Le deuxième usage consiste à analyser un petit volume d’analyses publiées chaque semaine. L’abondance de ces analyses rend en effet difficile leur consultation exhaustive. L’IA joue alors un rôle double. Elle aide non seulement à résumer ces documents, mais aussi à extraire des idées nouvelles. Il devient ainsi essentiel pour un analyste de formuler ses questions avec précision afin de générer des rapports pertinents et cohérents. Le choix du modèle est également primordial dans le succès de l’analyse. Il est préférable d’utiliser un modèle capable de citer ces sources. L’analyste peut alors aller lire l’extrait et comprendre les nuances écrites par l’auteur.

« Tous les modèles sont faux, mais certains sont utiles »

En conclusion, bien utilisée, l’IA est un réel facteur d’amélioration des analyses macroéconomiques. Grâce aux capacités de traitement de données massives et à l’optimisation d’algorithmes sophistiqués, l’IA permet aux économistes de mieux comprendre et d’anticiper les dynamiques globales en temps réel. Elle renforce également la précision des modèles d’interaction entre les agents économiques, qu’il s’agisse des relations commerciales, des flux financiers ou des comportements des consommateurs.
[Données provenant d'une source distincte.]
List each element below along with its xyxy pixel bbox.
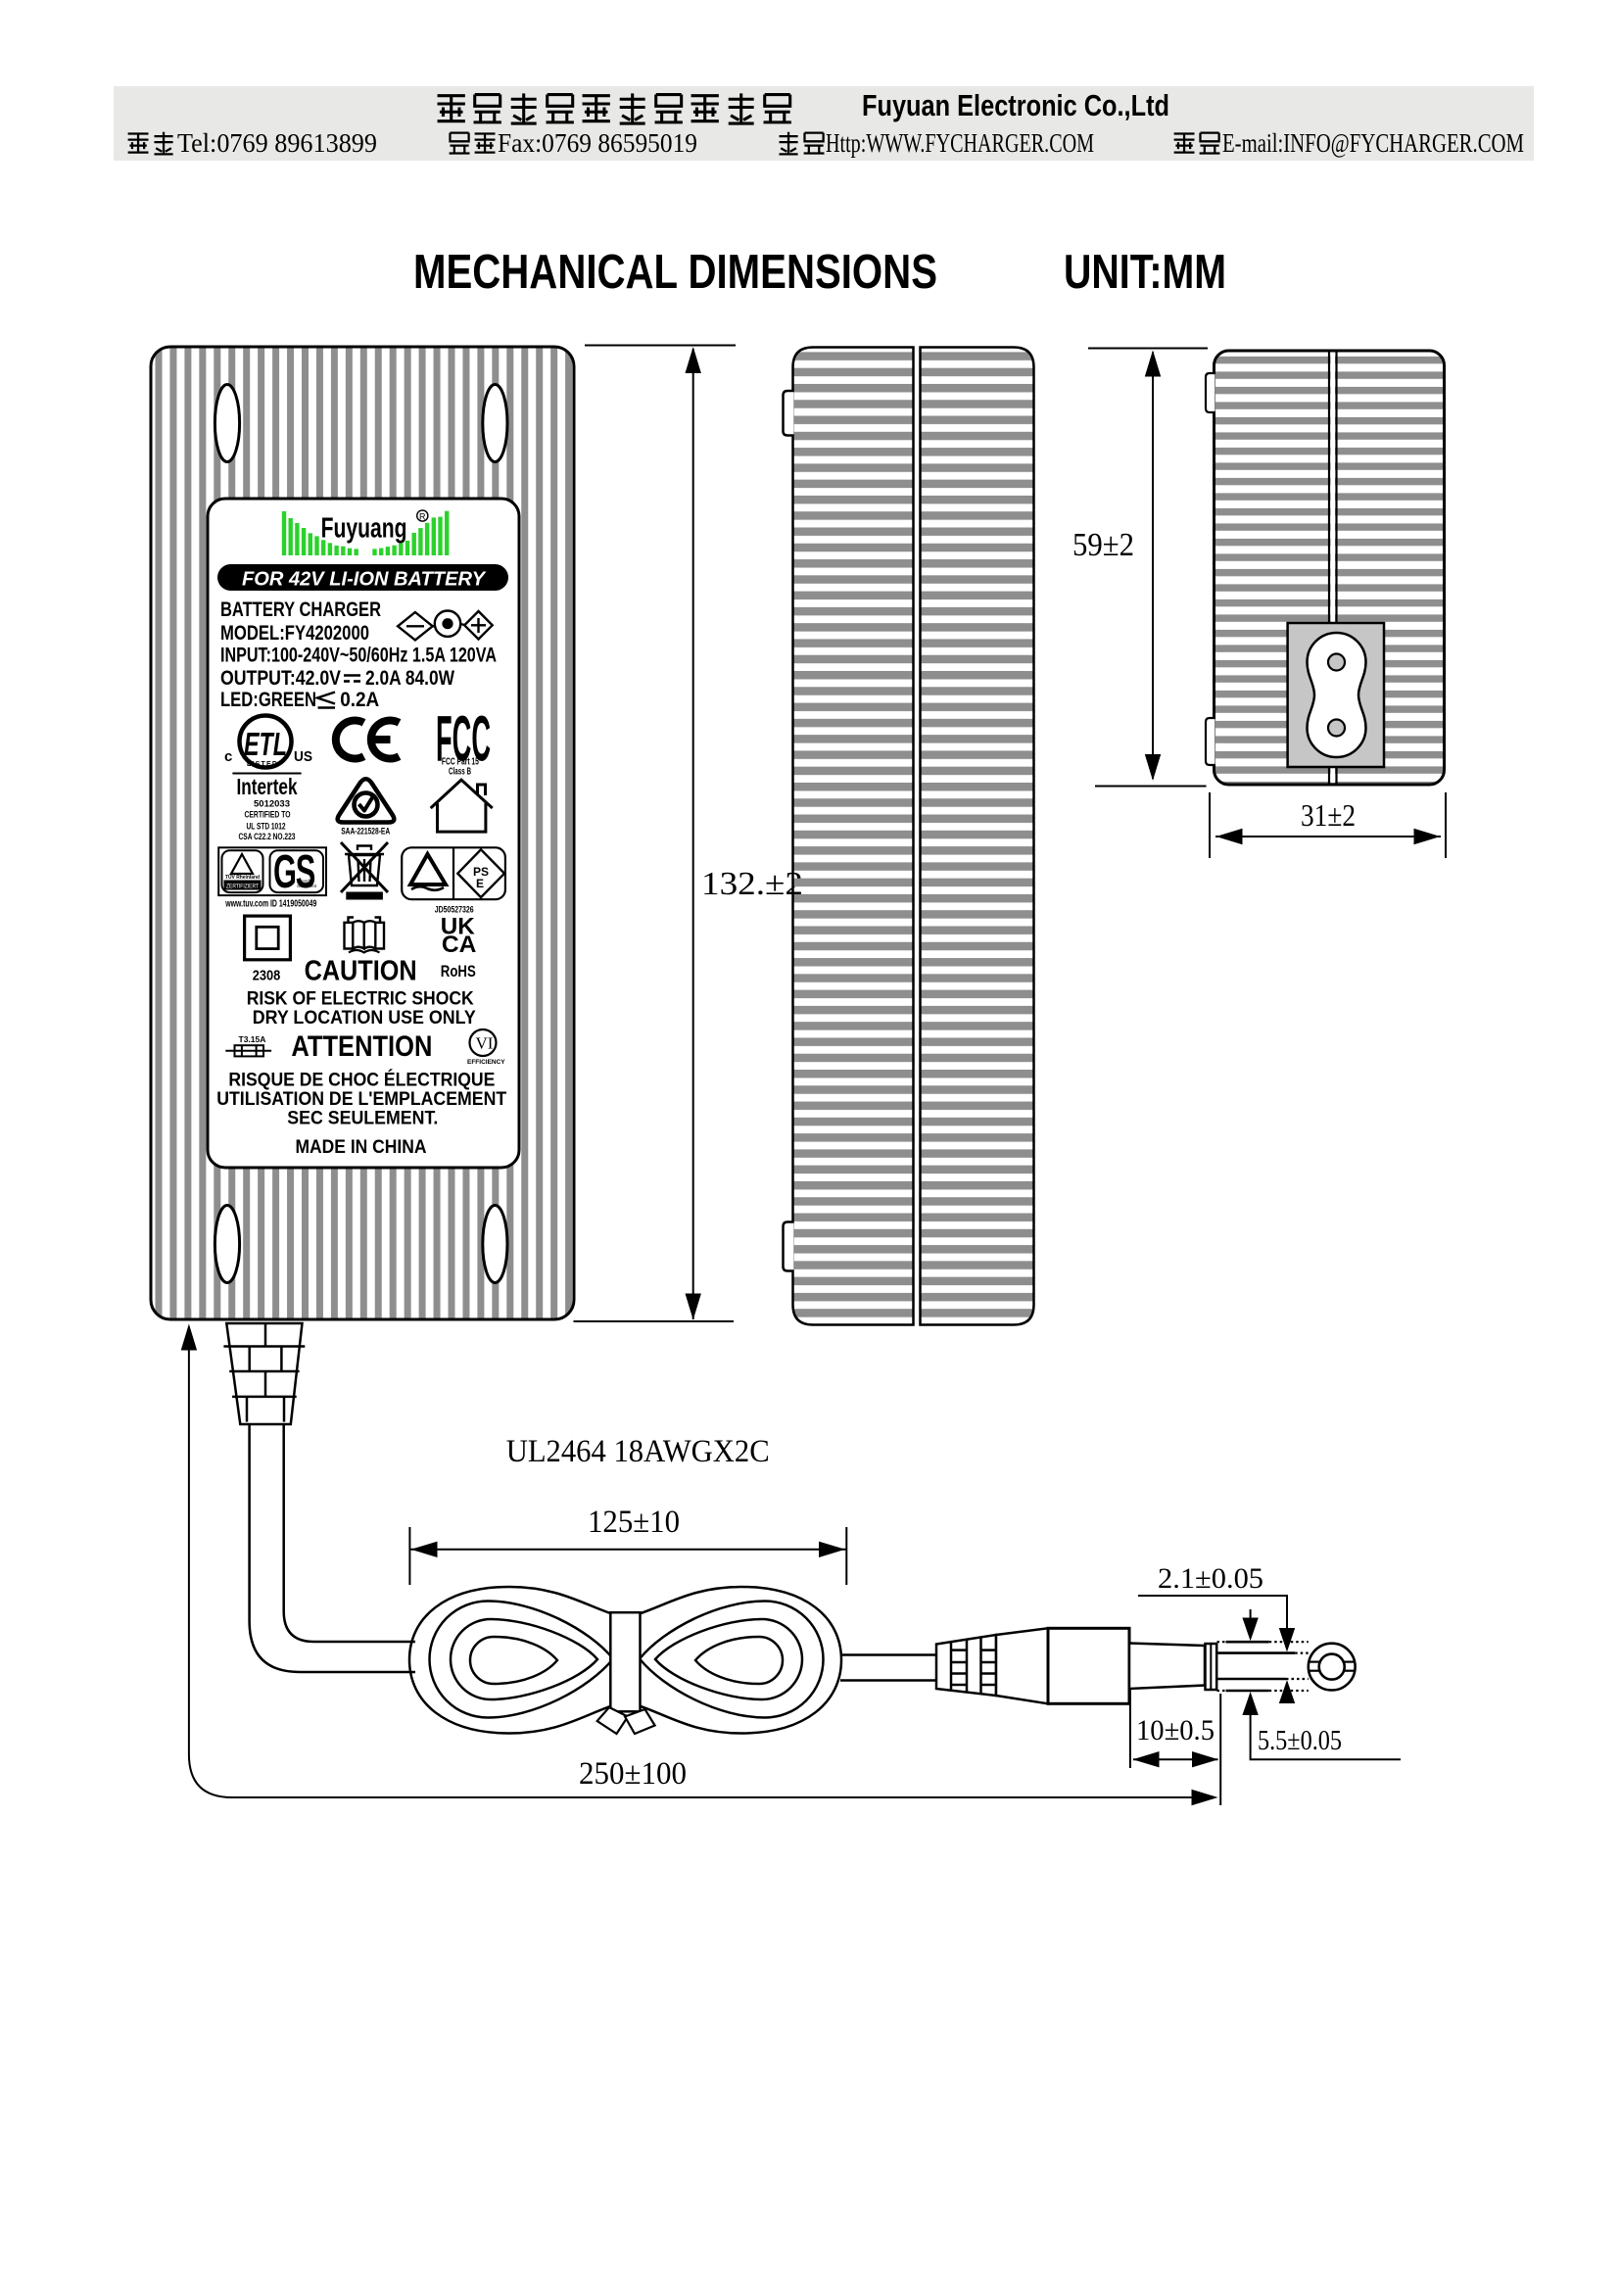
svg-text:Fuyuang: Fuyuang [321, 513, 407, 545]
svg-text:GS: GS [273, 846, 315, 898]
svg-text:2.1±0.05: 2.1±0.05 [1158, 1562, 1263, 1595]
svg-text:31±2: 31±2 [1301, 797, 1356, 833]
svg-text:ETL: ETL [244, 726, 287, 762]
svg-text:0.2A: 0.2A [340, 688, 379, 711]
svg-text:ATTENTION: ATTENTION [291, 1030, 432, 1063]
svg-text:Fuyuan Electronic Co.,Ltd: Fuyuan Electronic Co.,Ltd [862, 88, 1169, 122]
svg-text:2.0A 84.0W: 2.0A 84.0W [365, 666, 455, 690]
svg-text:www.tuv.com ID 1419050049: www.tuv.com ID 1419050049 [225, 898, 317, 910]
svg-text:E-mail:INFO@FYCHARGER.COM: E-mail:INFO@FYCHARGER.COM [1222, 128, 1524, 158]
svg-text:TÜV Rheinland: TÜV Rheinland [225, 874, 260, 881]
svg-text:T3.15A: T3.15A [239, 1034, 266, 1044]
svg-text:5.5±0.05: 5.5±0.05 [1258, 1725, 1342, 1756]
svg-text:DRY LOCATION USE ONLY: DRY LOCATION USE ONLY [253, 1007, 476, 1028]
svg-text:R: R [419, 512, 426, 522]
svg-text:SAA-221528-EA: SAA-221528-EA [341, 827, 390, 837]
svg-text:SEC SEULEMENT.: SEC SEULEMENT. [287, 1108, 438, 1129]
svg-text:Intertek: Intertek [237, 774, 298, 799]
svg-text:OUTPUT:42.0V: OUTPUT:42.0V [220, 666, 342, 690]
svg-text:125±10: 125±10 [588, 1505, 680, 1540]
svg-text:Sicherheit: Sicherheit [297, 884, 317, 888]
svg-text:MADE IN CHINA: MADE IN CHINA [296, 1136, 427, 1158]
svg-text:RoHS: RoHS [441, 963, 476, 981]
svg-text:MECHANICAL DIMENSIONS: MECHANICAL DIMENSIONS [413, 246, 937, 299]
svg-text:Class B: Class B [449, 767, 471, 778]
svg-text:E: E [476, 877, 484, 890]
svg-text:CA: CA [442, 932, 477, 958]
svg-text:US: US [294, 748, 312, 765]
svg-text:FOR 42V LI-ION BATTERY: FOR 42V LI-ION BATTERY [242, 568, 487, 591]
svg-text:MODEL:FY4202000: MODEL:FY4202000 [220, 621, 369, 645]
svg-text:132.±2: 132.±2 [701, 866, 803, 902]
svg-text:EFFICIENCY: EFFICIENCY [467, 1059, 505, 1066]
svg-text:250±100: 250±100 [579, 1756, 687, 1792]
svg-text:c: c [224, 748, 232, 765]
svg-text:LISTED: LISTED [247, 761, 278, 768]
svg-text:UL STD 1012: UL STD 1012 [247, 822, 286, 833]
svg-text:CSA C22.2 NO.223: CSA C22.2 NO.223 [239, 832, 296, 842]
svg-text:59±2: 59±2 [1072, 527, 1134, 563]
svg-text:ZERTIFIZIERT: ZERTIFIZIERT [226, 885, 259, 890]
svg-text:10±0.5: 10±0.5 [1136, 1714, 1215, 1746]
svg-text:5012033: 5012033 [254, 799, 290, 810]
svg-text:Tel:0769 89613899: Tel:0769 89613899 [177, 128, 377, 158]
svg-text:CAUTION: CAUTION [305, 956, 417, 987]
svg-text:UL2464 18AWGX2C: UL2464 18AWGX2C [506, 1434, 770, 1469]
svg-text:LED:GREEN: LED:GREEN [220, 688, 316, 711]
svg-text:BATTERY CHARGER: BATTERY CHARGER [220, 598, 381, 621]
svg-text:2308: 2308 [253, 968, 281, 984]
svg-text:CERTIFIED TO: CERTIFIED TO [245, 810, 291, 821]
svg-text:VI: VI [476, 1034, 494, 1053]
svg-text:Fax:0769 86595019: Fax:0769 86595019 [498, 128, 697, 158]
svg-text:Http:WWW.FYCHARGER.COM: Http:WWW.FYCHARGER.COM [826, 128, 1094, 158]
svg-text:INPUT:100-240V~50/60Hz 1.5A 12: INPUT:100-240V~50/60Hz 1.5A 120VA [220, 644, 497, 667]
svg-text:UNIT:MM: UNIT:MM [1064, 246, 1226, 299]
En parallèle, les modèles de langage pilotés par l’IA facilitent la diffusion de la connaissance. Ils permettent une analyse plus fine des publications économiques, la vulgarisation des concepts et une meilleure accessibilité à l’information.

Cependant, malgré ces avancées, il est primordial de maintenir un esprit critique face à l’utilisation de ces technologies. Les modèles, aussi sophistiqués soient-ils, restent des représentations simplifiées de la réalité. Comme le souligne George Box : « Tous les modèles sont faux, mais certains sont utiles. » Cela rappelle que les résultats fournis par l’IA doivent être interprétés avec précaution et replacés dans un contexte plus large. Ainsi, bien que l’IA ouvre de nouvelles perspectives en macroéconomie, elle ne se substitue pas à la nécessité d’une réflexion critique et d’une vigilance constante face aux limites inhérentes à toute modélisation.